Paella de quinua: fusión en las manos de un chef vasco

En una clase magistral, Koldo Royo mostrará hoy cómo prepara este plato español con el insumo peruano

Paella de quinua: fusión en las manos de un chef vasco

Por Catherine Contreras

Aquí y ahora. Esa vendría a ser la “traducción” del nombre Aquiara, negocio que hace poco montó el chef vasco Koldo Royo, después de 20 años de estar dedicado a su restaurante propio en Palma de Mallorca, donde ostentó una estrella Michelin que le llegó a pesar, hasta que un día decidió seguir el camino que su intuición le dictaba. El chef, invitado al Perú por Grupo Gastronómico, conversó con El Comercio sobre esta etapa de su vida, y de un nexo que lo une al Perú: los insumos.

Eres de San Sebastián, pero vives en una isla…
Me fui a Mallorca, me enamoré de ella y de una mujer, y me quedé. Llegué en el 85, y a los cuatro años puse mi restaurante porque soy de una familia que montaba negocios.

¿Tu restaurante duró mucho?
Fueron 20 años hasta que dije: “Paro”; quería cambiar, ¡fuera, Michelin! Veía que en España venía una circunstancia diferente, difícil, y me di cuenta de que hacer cambios en marcha no eran aceptados, mejor parar. Yo cumplía los 50, y dije lo hago ahora o nunca, no era una cuestión económica, era una decisión propia. Me dediqué a hacer cosas que tenía ganas de hacer.

¿Y cómo era tu cocina antes de los 50?
Creo que como ahora, solo que hay que saber parar y mirar, ¿no? Era una cocina sabrosa, con ideas muy claras, en que alguno que otro me exigía renunciar a lo que yo pensaba. Ahora he parado para hacer lo que yo quiero hacer.

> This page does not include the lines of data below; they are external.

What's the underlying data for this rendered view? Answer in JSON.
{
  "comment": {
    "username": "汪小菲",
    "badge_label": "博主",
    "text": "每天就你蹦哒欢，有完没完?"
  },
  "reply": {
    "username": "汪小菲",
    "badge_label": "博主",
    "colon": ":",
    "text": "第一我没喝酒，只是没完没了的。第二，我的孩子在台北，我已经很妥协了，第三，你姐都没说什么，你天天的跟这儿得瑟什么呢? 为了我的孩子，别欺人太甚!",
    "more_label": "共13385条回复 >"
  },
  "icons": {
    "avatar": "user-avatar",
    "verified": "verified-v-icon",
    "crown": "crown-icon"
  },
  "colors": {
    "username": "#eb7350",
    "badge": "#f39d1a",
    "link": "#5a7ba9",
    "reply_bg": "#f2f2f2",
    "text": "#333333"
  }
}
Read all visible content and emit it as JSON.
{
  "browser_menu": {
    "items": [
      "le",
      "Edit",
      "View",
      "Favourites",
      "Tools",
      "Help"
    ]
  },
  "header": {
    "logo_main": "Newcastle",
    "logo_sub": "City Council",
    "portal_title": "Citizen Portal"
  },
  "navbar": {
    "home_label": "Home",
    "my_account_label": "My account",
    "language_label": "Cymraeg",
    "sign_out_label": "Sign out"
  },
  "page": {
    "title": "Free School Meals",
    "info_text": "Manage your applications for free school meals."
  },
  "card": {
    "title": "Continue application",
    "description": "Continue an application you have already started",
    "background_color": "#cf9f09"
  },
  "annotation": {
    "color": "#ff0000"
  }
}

¿Y en qué no querías seguir? ¿La estrella Michelin pesó?
Sí. Con la estrella Michelin tuvimos un amor con discusiones. La tuve 20 años, ¿y por qué pasó que “este año no te la doy” (hay gente que decía “renuncio”, yo no he renunciado a ella)? Porque discutí con el hombre que la hace, porque él no creía que venía a España una crisis. Y yo sí lo intuía. Le dije: “Arriba puedo tener un restaurante, y abajo un buen bistró para que la gente se acostumbre a que en algunos locales pueda comer también barato. ¿Por qué sí en Francia y en mi casa no?”.

¿La guía es demasiado encorsetada?
Es que va a tener que cambiar. Yo me he equivocado en muchas cosas en mi casa, y ellos en tantos años también se equivocan. Hay una cosa que dicen los grandes sobre las estrellas: una y dos son pasar pena, con tres ganas dinero porque haces publicidad. Yo digo que es triste que tengas un restaurante con estrella y tengas que vivir de la publicidad en vez de tu negocio.

¿Al cabo de esta etapa, qué hiciste?
Tomé un año sabático y ahora tengo un restaurante muy divertido, como el que mi padre tuvo: un bar de tapas, donde puedes comer rico, a buen precio, y arriba tengo salones para eventos. Somos 6, y preguntamos: “¿Qué quieres comer?, todo se te hace”. Koldo Royo existe igual, es un agente. Ahora es Aquiara, que significa aquí y ahora.

¿Cómo será tu presentación en el Perú?
Voy a hacer una fideua, una paella de quinua, algo con langostinos y una buena tapa. La idea es intercambiar ideas con muchos cocineros que van a estar ahí, y arropar un acto que me parece fundamental, porque los protagonistas son los “dioses de la cocina peruana”, yo soy un invitado.

Se te siente agradecido con el Perú…
Muchas cosas de aquí llegaron a España. Si miras la cocina española antes y después del descubrimiento, es otro mundo. Gracias a vosotros nacieron platos como el marmitako [del que una vez Koldo fue campeón]. Es sudamericano totalmente: un guiso con papas, pimiento verde y rojo, cebolla, chile y atún o bonito del norte.

LA CONFERENCIA
Hoy a las 4 p.m., en el auditorio del colegio San Agustín (San Isidro). Entradas a la venta en Teleticket.